Indeed, a visiting school doctor once determined my early lack of growth to be due to sleep deprivation. "He's always on the landing listening to the Sweeney," my mum said, which was untrue. My lack of height was never the fault of John Thaw and Dennis Waterman as I didn't particularly like the programme. Preferred Minder.
In my early teens it was more likely to be football that kept me up, then came drinking, which didn't cause sleep disturbance as such, but keep me out of bed altogether.
Then it was worry about exams, whether or not I would ever get a job, the future in general. After that, it was mostly worry about the present that kept me awake and has been ever since - except for the noises in my head.
I have tried sleeping pills, cups of cocoa, natural remedies, drinking more, drinking less, not drinking at all, listening to mind-numbing whale music etc. None of it works.
The only thing that actually guarantees a decent kip is public transport.
I've often noticed people asleep on the bus, suddenly jerked into recognition that their stop is approaching and others blissfully unaware that they are enroute to unfamiliar territory.
I once found myself alighting from a bus at the same place I had got on it, the only thing being it was about 5am and I had started the journey around three hours earlier.
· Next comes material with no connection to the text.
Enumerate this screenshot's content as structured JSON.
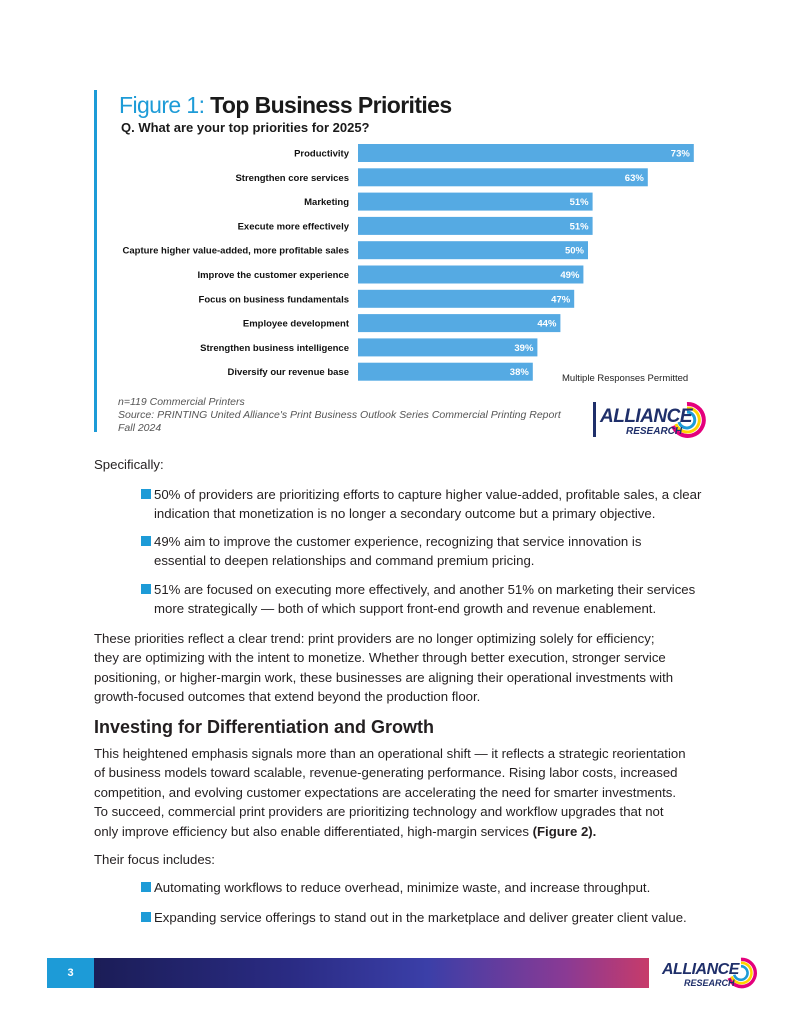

So what happened there then? I had obviously nodded off.
On Saturday I was in Manchester sampling the glühwein at the Christmas markets and, after visiting several pubs as well, boarded the train back home, only to find myself hearing the announcement that the next station was Darwen. I had fallen asleep, as had my partner and brother, and we had missed our stop, causing us to spend a further £15 on a taxi back to Bolton.
Perhaps the solution to falling numbers using public transport is to market buses and trains as a cure for insomnia, and run them through the night. Imagine it, thousands queueing up to get a good sleep on the train, waking up just in time for work, refreshed and ready to go.
The only problem would be they would have to throw in a few pre-trip drinks and you would have to find your way back from whatever town or city you woke up in.
On second thoughts, I'll book another appointment with the school doctor.